Итак, спектакль зрителю нравится, когда он встречает в театре собственные чувства и мысли. Сопереживание увиденному – первая ступень восприятия искусства. Это не ведет за собой никаких активных, практических действий. Высшая ступень – катарсис, очищение, разрешение от внутренних конфликтов. Но к такому результату мы, как зрители, встречаясь с истинным произведением искусства, сможем прийти, только активно реагируя на произведение, находя в нем стимулы для действия, для разрешения своих нравственных конфликтов и расширяя тем самым свои духовные возможности.
– Как сегодня в театре, Алла Сергеевна?
– Очень плохо. Это, пожалуй, самые тяжелые страницы «Таганки». А все началось еще в середине семидесятых годов. Именно тогда нужно было что-то резко менять. Люди стали читать хорошую литературу, приходившую из самиздата, постепенно мудрели, а театр продолжал подбрасывать им какие-то детские истины. И мы начали терять своих зрителей.
У социологов есть такое жесткое понятие – социальная смерть. Вы заметили, что стало уходить из жизни поколение шестидесятников – Шпаликов, Шепитько, Даль, Высоцкий, Авербах?..
Смерть Высоцкого подвела для театра такую трагическую черту, когда всем нам надо было опомниться. Для нас это был шок – но мы не опомнились. И продолжали идти по старым рельсам. Сделали даже хорошие спектакли – «Борис Годунов» и «Высоцкий», но они были в прежних формах.
Думаю, Любимов уехал не из-за политики. Обстановка была сложной и раньше. Тут какие-то внутренние, творческие, если хотите, семейные причины. Возможно, Юрий Петрович раньше всех почувствовал необходимость нового театрального языка, а второго дыхания, чтобы начать все сначала, не было. Возможно, была надежда найти это второе дыхание в работе с актерами на Западе. Впрочем, это только мои предположения.
Потом все мы переживали насильственный приход Эфроса, его смерть. Был период, связанный с Губенко. Возвращение Любимова…
Но наиболее трудное время – когда в театре ничего не репетируется. А ведь и в самые сложные периоды на доске расписаний всегда были объявления репетиций. Это закон театра: с десяти до трех должны быть репетиции. Пусть даже не нового спектакля, а ввод, скажем, четвертого состава на пятнадцатую роль, установка света, монтировка, все что угодно.

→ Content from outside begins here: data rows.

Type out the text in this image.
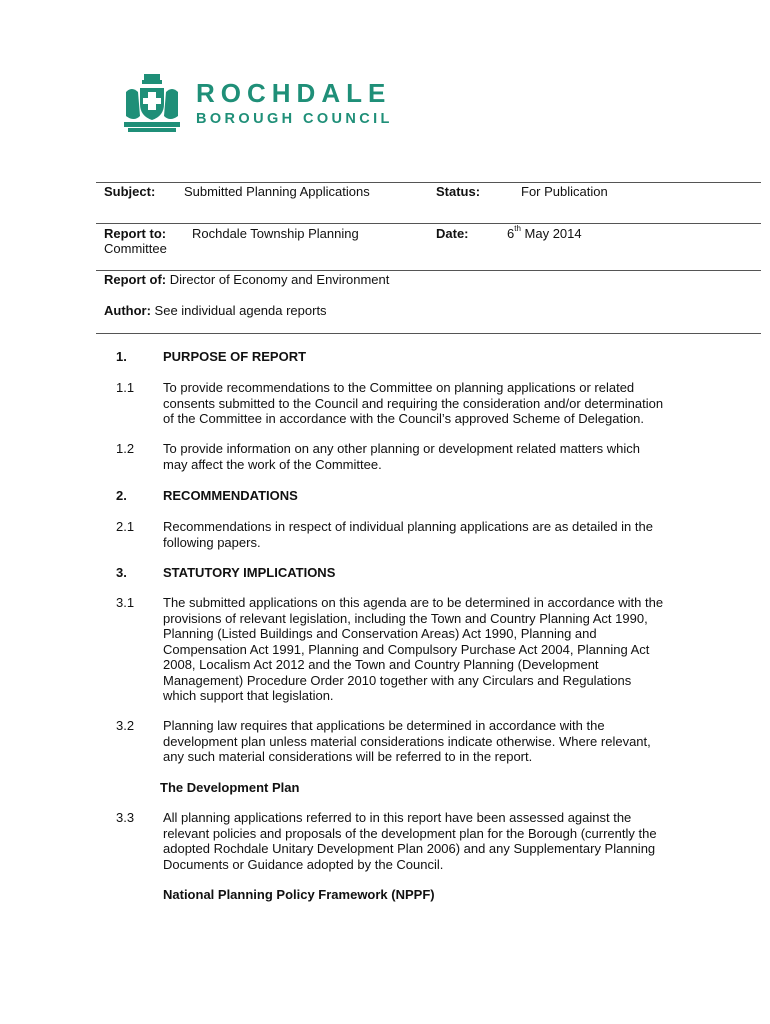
ROCHDALE
BOROUGH COUNCIL
Subject: Submitted Planning Applications	Status:	For Publication
Report to: Rochdale Township Planning
Committee
Date:	6th May 2014
Report of: Director of Economy and Environment
Author: See individual agenda reports
1.	PURPOSE OF REPORT
1.1	To provide recommendations to the Committee on planning applications or related
consents submitted to the Council and requiring the consideration and/or determination
of the Committee in accordance with the Council’s approved Scheme of Delegation.
1.2	To provide information on any other planning or development related matters which
may affect the work of the Committee.
2.	RECOMMENDATIONS
2.1	Recommendations in respect of individual planning applications are as detailed in the
following papers.
3.	STATUTORY IMPLICATIONS
3.1	The submitted applications on this agenda are to be determined in accordance with the
provisions of relevant legislation, including the Town and Country Planning Act 1990,
Planning (Listed Buildings and Conservation Areas) Act 1990, Planning and
Compensation Act 1991, Planning and Compulsory Purchase Act 2004, Planning Act
2008, Localism Act 2012 and the Town and Country Planning (Development
Management) Procedure Order 2010 together with any Circulars and Regulations
which support that legislation.
3.2	Planning law requires that applications be determined in accordance with the
development plan unless material considerations indicate otherwise. Where relevant,
any such material considerations will be referred to in the report.
The Development Plan
3.3	All planning applications referred to in this report have been assessed against the
relevant policies and proposals of the development plan for the Borough (currently the
adopted Rochdale Unitary Development Plan 2006) and any Supplementary Planning
Documents or Guidance adopted by the Council.
National Planning Policy Framework (NPPF)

Мы много ездили, однако возили в основном «Бориса Годунова», а в нем занято не так уж много актеров. В труппе – 80 человек. Думаю, что бесконечные простои многим актерам грозят душевным сломом, душевной болезнью. Актерская профессия вообще на грани каких-то психологических бездн. Если не удержаться на этой грани, можно очень легко потерять профессию.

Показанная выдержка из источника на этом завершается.